Aunque el plan de Ana fracasara, y por lo tanto Siobhan no recibiera el pago correspondiente, aún podría buscar un prestamista más razonable, conseguir un préstamo con intereses más bajos y utilizar ese dinero para devolverle al Ciervo Verde. A largo plazo, esto le ahorraría mucho dinero.

Incluso apostaría a que, si en el futuro necesitaba más préstamos, Oliver estaría dispuesto a aceptar las condiciones de cualquier otra persona para mantenerla empleada y realizando favores aleatorios para el Ciervo Verde.

“¿Hubo algún resultado de tu misterioso examen que deba conocer?” preguntó Liza.

Siobhan, que casi había olvidado ya las pruebas del Profesor Lacer, sonrió. “Nada. Haces un trabajo impresionante.”

Liza hizo una mueca. “Por supuesto que sí.”

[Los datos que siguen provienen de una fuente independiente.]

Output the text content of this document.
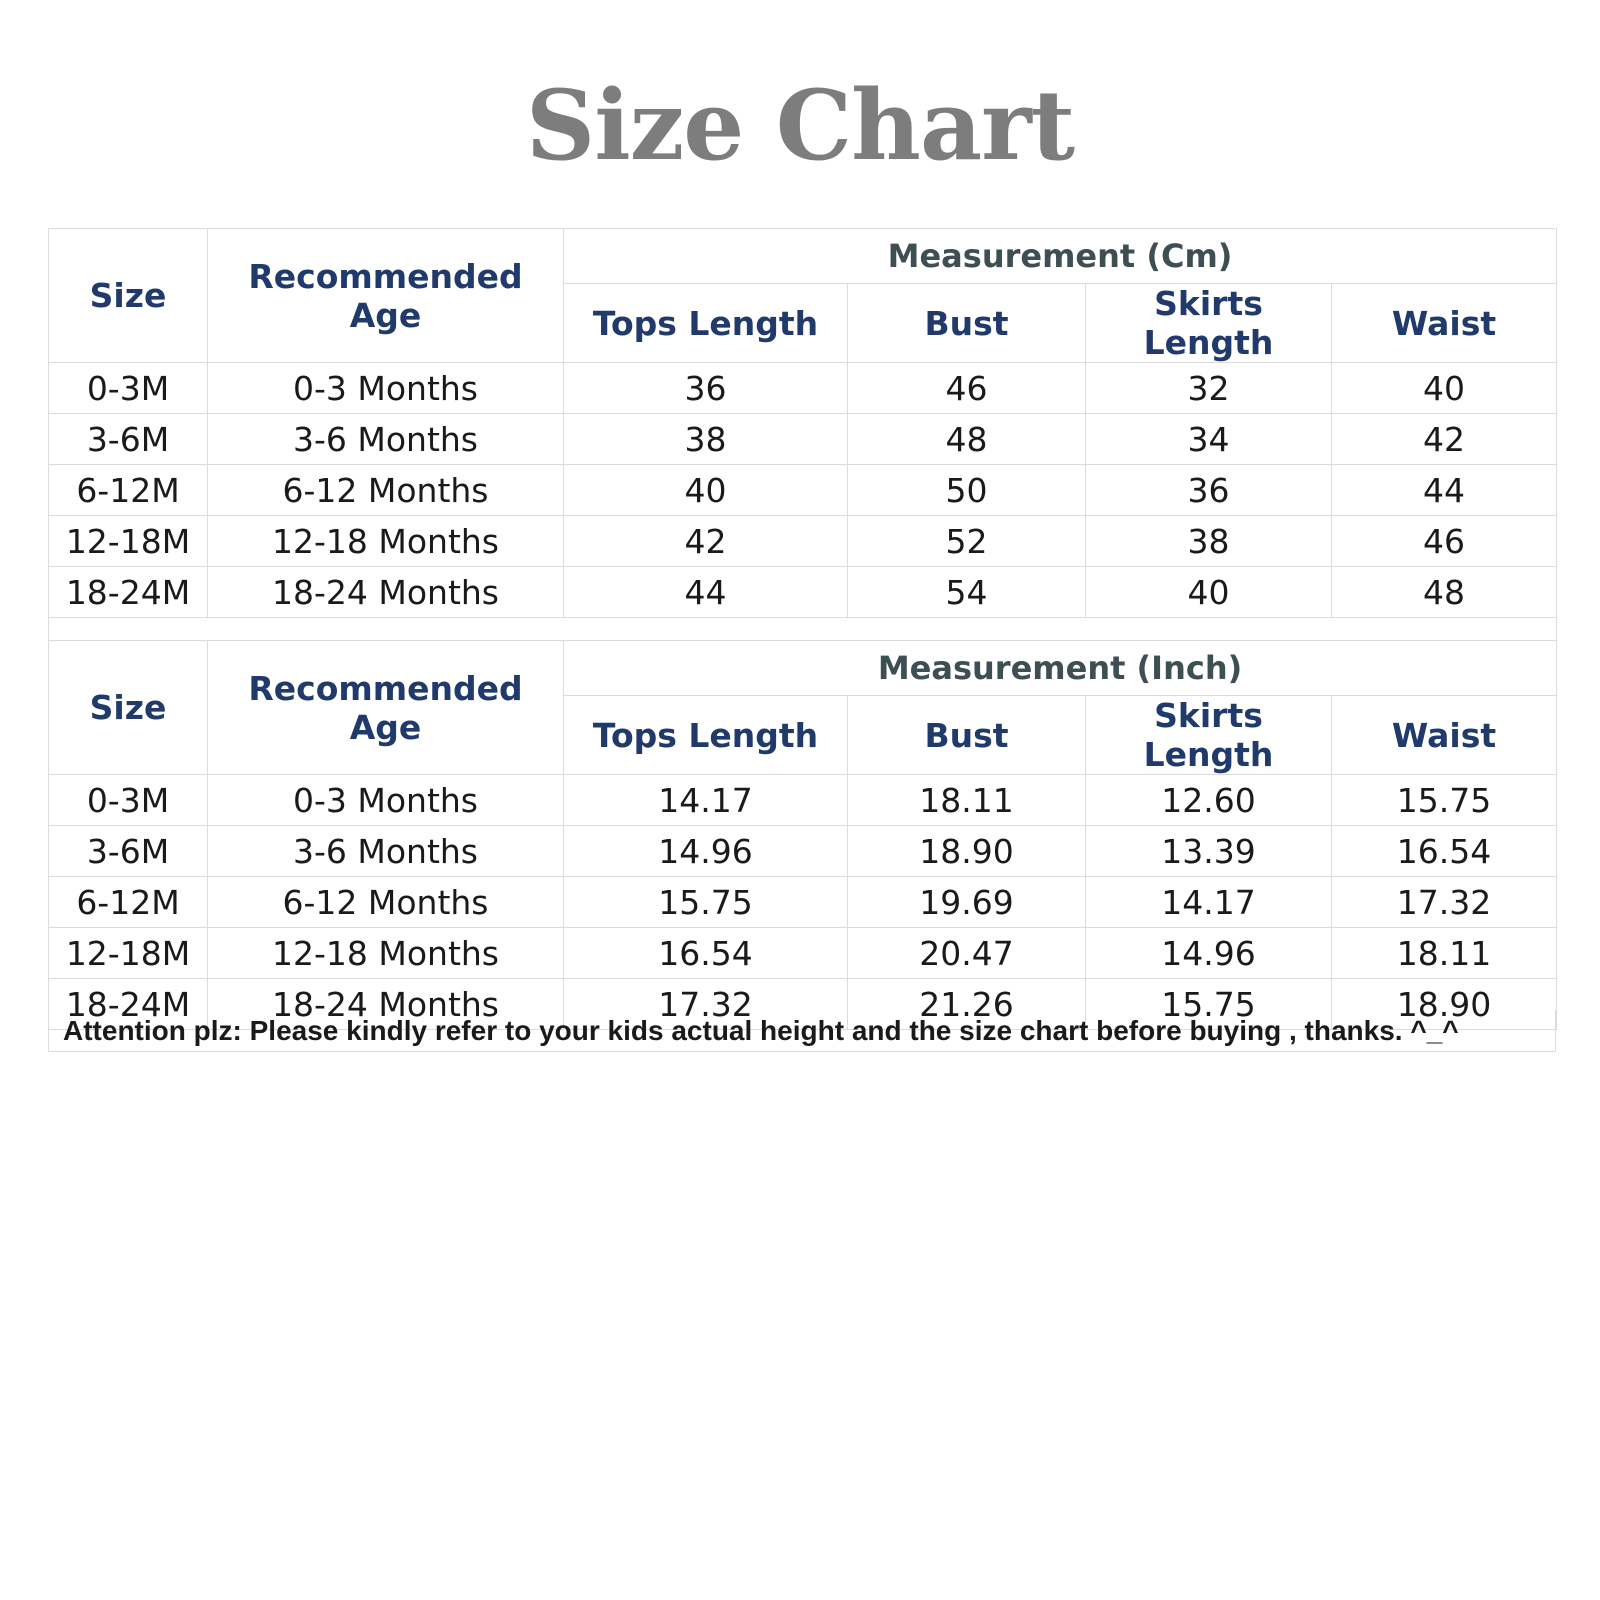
Size Chart
Size	Recommended Age	Measurement (Cm)			
		Tops Length	Bust	Skirts Length	Waist
0-3M	0-3 Months	36	46	32	40
3-6M	3-6 Months	38	48	34	42
6-12M	6-12 Months	40	50	36	44
12-18M	12-18 Months	42	52	38	46
18-24M	18-24 Months	44	54	40	48
Size	Recommended Age	Measurement (Inch)			
		Tops Length	Bust	Skirts Length	Waist
0-3M	0-3 Months	14.17	18.11	12.60	15.75
3-6M	3-6 Months	14.96	18.90	13.39	16.54
6-12M	6-12 Months	15.75	19.69	14.17	17.32
12-18M	12-18 Months	16.54	20.47	14.96	18.11
18-24M	18-24 Months	17.32	21.26	15.75	18.90
Attention plz: Please kindly refer to your kids actual height and the size chart before buying , thanks. ^_^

Cuando ella y Liza descansaron lo suficiente para recuperar cierta claridad mental, regresaron a la planta baja. Al final del día, habían logrado lanzar el hechizo de sueño en más de una docena de ratones. Siobhan no estaba en condiciones de concentrarse después, así que Liza se encargó del segundo conjunto de registros diagnósticos. El primer ratón dormido ya descansaba, mientras que su gemelo correteaba con los demás ratones despiertos, jugando con entusiasmo. Liza seguiría lanzando el hechizo en más ratones en los días siguientes, hasta que la muestra fuera de un tamaño razonable. Después de todo, no era como si realmente necesitara la ayuda de Siobhan.

Según Liza, no había signos preocupantes inmediatos en ninguno de los ratones, ya estuvieran despiertos o dormidos. Siobhan ni siquiera trató de reprimir su ridícula sonrisa.

Liza le devolvió una pequeña sonrisa. “No eres tan terrible en esto como pensaba. Oliver debe haberte estado poniendo a trabajar duro.”

Siobhan se encogió de hombros de manera indefinida. “Me mantengo ocupada.”

“Es la única forma de evitar que todo se estanque.” Liza le ofreció un trozo de queso fundido entre dos rebanadas gruesas de pan, y luego la ahuyentó de su casa. “Vuelve pronto, y repasaremos los resultados. El hechizo debería durar al menos diez días, cubriendo a esos pequeñitos ratones. Espero que sean dos semanas completas.” Sin esperar respuesta, Liza cerró la puerta en su cara.